On complaints, the UK’s new process may reduce cases reaching the regulator, but it may also frustrate individuals who do not want to go back to the very organisation they are unhappy with. Whether trust improves or erodes will depend on how well controllers take this duty seriously.

Practical lessons

For privacy teams, three habits stand out.

Ask early, act early. If a request is unclear or the identity is in doubt, ask straight away. Waiting until the 28th day to seek clarification is unlikely to be accepted as acting in good faith.

Keep records. When you stop the clock, make a note of when and why. If you decide a backup tape search is disproportionate, record your reasoning. If challenged, this paper trail is your defence.

Treat complaints as opportunities. The easiest path is to treat the complaint as customer service. A quick acknowledgement, a clear explanation, and a fair resolution will often prevent escalation to the regulator. Stonewalling will do the opposite.

Looking ahead

For companies active in both the UK and EU, these differences add complexity. Some may choose to apply the stricter EU approach everywhere to simplify training and systems. Others may take full advantage of the UK’s provisions. Either way, the burden is on organisations to act transparently and explain their processes to data subjects.
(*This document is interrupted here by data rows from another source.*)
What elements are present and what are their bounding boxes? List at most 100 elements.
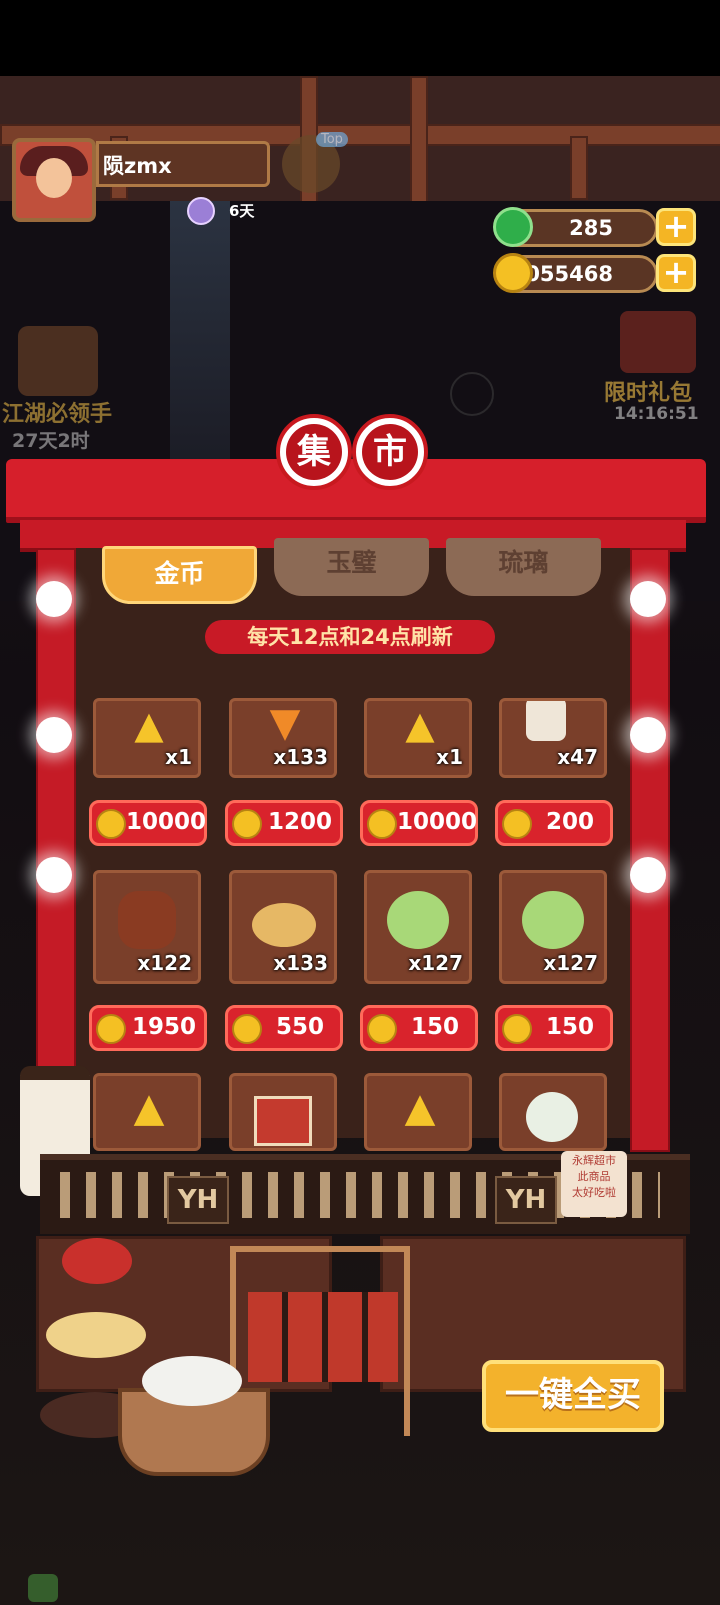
event-left-icon (18, 326, 98, 396)
tab-coins[interactable]: 金币 (102, 546, 257, 604)
item-qty: x1 (165, 745, 192, 769)
light-bulb (630, 581, 666, 617)
price-button[interactable]: 150 (495, 1005, 613, 1051)
item-slot[interactable]: x127 (499, 870, 607, 984)
coin-icon (502, 1014, 532, 1044)
potato-slices-icon (46, 1312, 146, 1358)
cabbage-icon (522, 891, 584, 949)
player-avatar[interactable] (12, 138, 96, 222)
event-left[interactable]: 江湖必领手 27天2时 (0, 326, 113, 452)
item-slot[interactable]: x127 (364, 870, 472, 984)
event-right-timer: 14:16:51 (614, 404, 699, 424)
light-bulb (36, 717, 72, 753)
fish-triangle-icon: ▲ (133, 1085, 165, 1131)
price-value: 10000 (397, 809, 478, 835)
item-slot[interactable]: x122 (93, 870, 201, 984)
sauce-triangle-icon: ▲ (404, 1085, 436, 1131)
price-value: 1200 (267, 809, 332, 835)
bacon-icon (248, 1292, 398, 1382)
price-button[interactable]: 10000 (89, 800, 207, 846)
roof-post (570, 136, 588, 200)
jade-value: 285 (569, 216, 613, 240)
price-value: 1950 (131, 1014, 196, 1040)
coin-icon (502, 809, 532, 839)
item-qty: x47 (557, 745, 598, 769)
price-button[interactable]: 150 (360, 1005, 478, 1051)
avatar-face (36, 158, 72, 198)
item-slot[interactable]: ▲ x1 (93, 698, 201, 778)
wine-jar-icon (118, 891, 176, 949)
corner-icon[interactable] (28, 1574, 58, 1602)
buy-all-button[interactable]: 一键全买 (482, 1360, 664, 1432)
carrot-icon: ▼ (269, 700, 301, 746)
pet-icon[interactable] (187, 197, 215, 225)
jade-icon (493, 207, 533, 247)
light-bulb (630, 857, 666, 893)
potato-icon (252, 903, 316, 947)
add-jade-button[interactable]: + (656, 208, 696, 246)
price-button[interactable]: 10000 (360, 800, 478, 846)
event-right-title: 限时礼包 (604, 381, 693, 406)
price-value: 550 (275, 1014, 324, 1040)
price-button[interactable]: 200 (495, 800, 613, 846)
item-slot[interactable] (229, 1073, 337, 1151)
price-button[interactable]: 1950 (89, 1005, 207, 1051)
item-slot[interactable]: ▼ x133 (229, 698, 337, 778)
item-slot[interactable]: x133 (229, 870, 337, 984)
status-bar (0, 0, 720, 76)
left-pillar (36, 548, 76, 1152)
radish-icon (526, 1092, 578, 1142)
coin-icon (367, 809, 397, 839)
refresh-notice: 每天12点和24点刷新 (205, 620, 495, 654)
meatball-pack-icon (254, 1096, 312, 1146)
event-right[interactable]: 限时礼包 14:16:51 (600, 311, 710, 436)
item-slot[interactable]: x47 (499, 698, 607, 778)
price-value: 150 (545, 1014, 594, 1040)
flour-bag-icon (526, 701, 566, 741)
tab-glaze[interactable]: 琉璃 (446, 538, 601, 596)
item-qty: x122 (137, 951, 192, 975)
item-qty: x133 (273, 745, 328, 769)
coin-icon (493, 253, 533, 293)
item-qty: x1 (436, 745, 463, 769)
price-value: 150 (410, 1014, 459, 1040)
light-bulb (630, 717, 666, 753)
player-namebar[interactable]: 陨zmx (96, 141, 270, 187)
price-value: 200 (545, 809, 594, 835)
coin-icon (232, 1014, 262, 1044)
cabbage-icon (387, 891, 449, 949)
market-title-badge: 集 (276, 414, 352, 490)
event-left-timer: 27天2时 (12, 430, 90, 452)
item-slot[interactable]: ▲ (93, 1073, 201, 1151)
price-button[interactable]: 550 (225, 1005, 343, 1051)
tab-jade[interactable]: 玉璧 (274, 538, 429, 596)
roof-post (410, 76, 428, 205)
gift-icon (620, 311, 696, 373)
right-pillar (630, 548, 670, 1152)
add-coins-button[interactable]: + (656, 254, 696, 292)
item-slot[interactable]: ▲ (364, 1073, 472, 1151)
price-value: 10000 (126, 809, 207, 835)
light-bulb (36, 581, 72, 617)
sticky-note: 永辉超市 此商品 太好吃啦 (561, 1151, 627, 1217)
item-slot[interactable] (499, 1073, 607, 1151)
top-tag: Top (316, 132, 348, 147)
item-qty: x133 (273, 951, 328, 975)
light-bulb (36, 857, 72, 893)
market-title-char: 市 (362, 424, 418, 480)
item-slot[interactable]: ▲ x1 (364, 698, 472, 778)
dumpling-basket (118, 1356, 270, 1476)
market-title-char: 集 (286, 424, 342, 480)
days-counter: 6天 (229, 202, 255, 220)
tomato-icon (62, 1238, 132, 1284)
coin-icon (96, 1014, 126, 1044)
note-line: 永辉超市 (572, 1154, 616, 1167)
price-button[interactable]: 1200 (225, 800, 343, 846)
item-qty: x127 (543, 951, 598, 975)
market-title-badge: 市 (352, 414, 428, 490)
event-left-title: 江湖必领手 (2, 402, 113, 427)
coin-icon (96, 809, 126, 839)
player-name: 陨zmx (103, 154, 172, 178)
note-line: 太好吃啦 (572, 1186, 616, 1199)
counter-sign: YH (167, 1176, 229, 1224)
There is also a wider policy question. The UK has so far avoided undermining its adequacy with the EU by keeping the higher threshold for rejecting DSARs and by limiting changes to what is seen as pragmatic tweaks. But the EU will watch closely. If UK organisations lean too heavily on proportionality to limit searches, or if the complaint system is used to stall rather than resolve, adequacy could become an issue again.

For now, the message is clear: stop-the-clock is a tool, not a loophole. It is there to make compliance workable, not to delay transparency. Used carefully, it can help organisations meet their obligations more reliably. Used poorly, it will invite complaints, regulator scrutiny, and fines.